In a 3-5 yeats we’ll have adapted to the new norm like we have in the past

The difference between writing assembly code and Ruby code is much smaller than the difference between programming and vibe coding.

Also, companies are pressuring employees towards adoption in novel ways. There was no such industry-wide pressure by employers in the 90s, 2000s or 2010s for engineers to use a specific tech.

  • > Also, companies are pressuring employees towards adoption in novel ways. There was no such industry-wide pressure by employers in the 90s, 2000s or 2010s for engineers to use a specific tech.

    Companies have been enforcing technology mandates since time immemorial. In the early 2000s there were definitely a lot of mandates to move away from commercial UNIX to Linux. Lots of companies began enforcing the switch to PHP, Ruby and Python for new projects.

    • Yes, but the entire industry was not pushing any one single tool at the same time. If you disliked Django, you could go to Rails. If you disliked Rails, you had Phoenix. Etc.

      Good luck disliking LLM babysitting these days

Or, it could be like asbestos and the immediate benefits are just too appealing to listen to arguments of skeptical naysayers about some vaguely defined problems that are decades away, if they even happen.

I use AI tools daily (because they feel like they're helping me) but it's not exactly hard to imagine scenarios where an explosion of slop piling up plus harm to learning by outsourcing all thinking results in systemic damage that actually slows the pace of technological progress given enough time.

History of new technologies tend to average into a positive trend over a long enough time scale but that doesn't mean there aren't individual ups and downs. Including WTF moments looking back at what now seems like baffling decision-making with benefit of hindsight.

  • Some of us are already experiencing that. For example I handed off an initial version of something some months ago, and the AI-generated stuff they came up with was a huge buggy mess of spaghetti code neither of us understood. Months later we've detangled it, cutting it down to a third the size, making it far simpler to understand, and fixing several bugs in the process (one was even by accident, we'd made note of it, then later when we went to fix it, it was already fixed).

  • > Or, it could be like asbestos

    If it is, the fall out will be way worse than if AI ends up living up to (reasonable) expectations.

    If it doesn’t, we are going to see over a trillion dollars of capital leave the tech sector, which I think will have worse impacts on the livelihood of tech workers than if AI ends up panning out.

    This is something the naysayers need to grapple with. We’ve crossed a line where this tech needs to work simply because of the amount of money depending on that fact.

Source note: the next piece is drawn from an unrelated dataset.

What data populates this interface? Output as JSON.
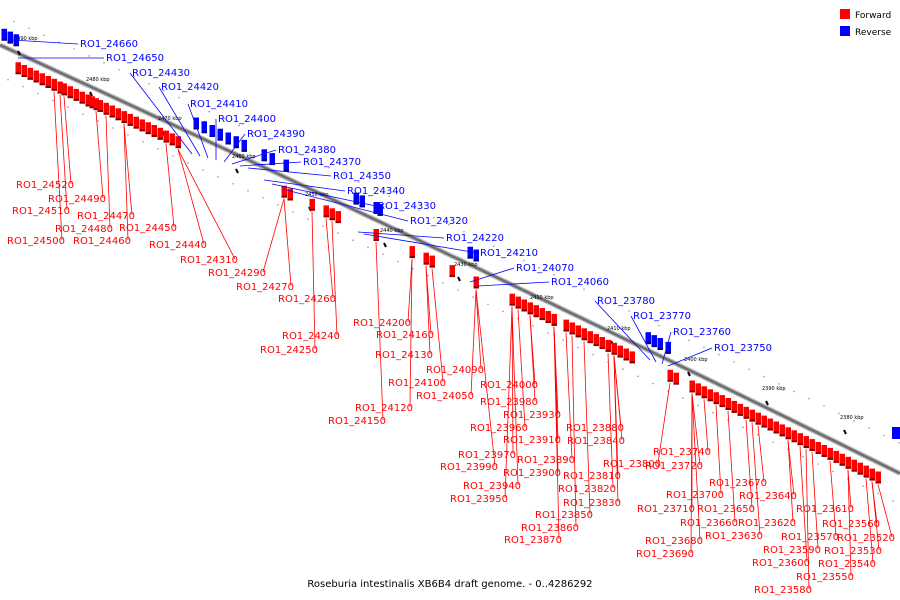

    • The asbestos hypothetical is a bit different than the "bubble popping" economic crisis scenario though. In this world, AI would just continue being adopted and shoved into every nook and cranny into which it can be made to fit, with valuations only getting bigger and bigger.

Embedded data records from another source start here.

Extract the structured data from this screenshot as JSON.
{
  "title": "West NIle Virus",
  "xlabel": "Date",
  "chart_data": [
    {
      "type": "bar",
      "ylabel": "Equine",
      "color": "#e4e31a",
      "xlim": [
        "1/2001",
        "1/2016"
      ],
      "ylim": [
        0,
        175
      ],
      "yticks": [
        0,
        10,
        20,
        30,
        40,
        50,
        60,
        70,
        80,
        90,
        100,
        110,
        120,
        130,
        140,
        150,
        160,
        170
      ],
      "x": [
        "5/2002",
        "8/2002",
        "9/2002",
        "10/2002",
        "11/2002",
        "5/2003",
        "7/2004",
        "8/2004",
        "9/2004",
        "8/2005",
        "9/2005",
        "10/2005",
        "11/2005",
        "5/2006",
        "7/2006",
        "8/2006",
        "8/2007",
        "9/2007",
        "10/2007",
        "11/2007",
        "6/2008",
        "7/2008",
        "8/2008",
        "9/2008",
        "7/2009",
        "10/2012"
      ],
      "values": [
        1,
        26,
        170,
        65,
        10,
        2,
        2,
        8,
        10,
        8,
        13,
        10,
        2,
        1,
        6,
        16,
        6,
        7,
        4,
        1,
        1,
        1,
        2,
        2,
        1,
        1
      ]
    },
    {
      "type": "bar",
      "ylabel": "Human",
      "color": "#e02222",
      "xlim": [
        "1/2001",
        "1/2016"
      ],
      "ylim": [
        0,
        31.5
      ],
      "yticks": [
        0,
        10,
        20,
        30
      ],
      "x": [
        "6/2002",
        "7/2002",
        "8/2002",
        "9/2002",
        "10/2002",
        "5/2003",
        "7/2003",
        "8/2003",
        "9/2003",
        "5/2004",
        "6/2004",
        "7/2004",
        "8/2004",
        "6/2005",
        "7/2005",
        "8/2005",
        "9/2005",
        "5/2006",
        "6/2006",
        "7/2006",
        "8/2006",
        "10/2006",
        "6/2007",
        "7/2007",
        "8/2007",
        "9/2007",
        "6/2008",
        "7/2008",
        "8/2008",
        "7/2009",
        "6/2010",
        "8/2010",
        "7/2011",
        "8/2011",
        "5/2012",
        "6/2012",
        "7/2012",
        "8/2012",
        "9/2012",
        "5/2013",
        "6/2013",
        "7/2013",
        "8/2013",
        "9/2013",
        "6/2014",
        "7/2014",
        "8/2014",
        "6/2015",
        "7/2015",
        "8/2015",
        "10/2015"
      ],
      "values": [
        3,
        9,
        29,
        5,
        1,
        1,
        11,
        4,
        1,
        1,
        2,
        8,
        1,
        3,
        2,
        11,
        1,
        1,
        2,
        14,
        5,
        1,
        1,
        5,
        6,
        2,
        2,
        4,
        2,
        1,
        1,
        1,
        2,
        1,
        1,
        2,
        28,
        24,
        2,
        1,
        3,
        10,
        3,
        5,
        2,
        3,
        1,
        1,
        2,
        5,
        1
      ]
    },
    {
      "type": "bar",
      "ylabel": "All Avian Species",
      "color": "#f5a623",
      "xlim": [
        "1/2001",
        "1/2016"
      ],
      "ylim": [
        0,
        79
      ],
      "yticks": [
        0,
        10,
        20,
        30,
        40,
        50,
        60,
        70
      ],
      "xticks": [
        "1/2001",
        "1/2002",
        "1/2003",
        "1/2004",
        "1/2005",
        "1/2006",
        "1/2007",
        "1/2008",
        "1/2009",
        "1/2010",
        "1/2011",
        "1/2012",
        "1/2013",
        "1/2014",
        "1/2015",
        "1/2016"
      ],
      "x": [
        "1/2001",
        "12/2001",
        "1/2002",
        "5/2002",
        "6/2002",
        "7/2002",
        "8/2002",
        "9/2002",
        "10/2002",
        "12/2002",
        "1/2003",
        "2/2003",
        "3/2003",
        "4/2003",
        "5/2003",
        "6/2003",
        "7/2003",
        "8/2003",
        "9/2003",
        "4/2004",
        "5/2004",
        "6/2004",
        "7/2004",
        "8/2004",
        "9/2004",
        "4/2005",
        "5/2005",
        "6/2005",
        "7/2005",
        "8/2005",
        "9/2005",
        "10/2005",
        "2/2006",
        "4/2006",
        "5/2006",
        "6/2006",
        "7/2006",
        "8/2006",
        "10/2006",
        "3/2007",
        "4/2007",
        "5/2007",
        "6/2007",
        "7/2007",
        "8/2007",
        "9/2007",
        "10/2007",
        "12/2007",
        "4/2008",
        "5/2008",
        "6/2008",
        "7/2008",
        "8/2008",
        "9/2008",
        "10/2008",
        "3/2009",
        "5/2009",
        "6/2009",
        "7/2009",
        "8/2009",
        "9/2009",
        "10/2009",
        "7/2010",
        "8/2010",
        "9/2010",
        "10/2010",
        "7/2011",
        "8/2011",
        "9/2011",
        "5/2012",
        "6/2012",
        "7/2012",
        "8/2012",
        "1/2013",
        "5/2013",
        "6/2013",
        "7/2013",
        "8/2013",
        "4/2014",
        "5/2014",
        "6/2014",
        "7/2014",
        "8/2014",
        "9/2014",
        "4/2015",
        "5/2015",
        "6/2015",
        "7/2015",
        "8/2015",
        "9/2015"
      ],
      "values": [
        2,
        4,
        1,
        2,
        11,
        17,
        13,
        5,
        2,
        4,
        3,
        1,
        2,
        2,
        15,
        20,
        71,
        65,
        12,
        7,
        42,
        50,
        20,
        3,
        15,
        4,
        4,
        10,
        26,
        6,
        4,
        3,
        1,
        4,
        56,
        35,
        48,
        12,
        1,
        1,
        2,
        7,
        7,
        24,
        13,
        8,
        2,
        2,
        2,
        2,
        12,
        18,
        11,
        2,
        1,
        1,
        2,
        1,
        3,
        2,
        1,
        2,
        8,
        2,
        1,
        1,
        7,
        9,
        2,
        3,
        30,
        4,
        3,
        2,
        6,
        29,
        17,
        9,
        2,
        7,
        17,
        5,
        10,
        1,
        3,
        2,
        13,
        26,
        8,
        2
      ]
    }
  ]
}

      The damage would come much later, well beyond the point where it could be simply pulled out and replaced without spending massive amounts of money and would also basically necessitate training an entire new generation of engineers.

      Then the AI giants would start appearing vulnerable like cigarette companies in the 90s while an AI Superfund and interstate class action are being planned but Sam Altman would already be a centitrillionaire at that point so it would be someone else's problem.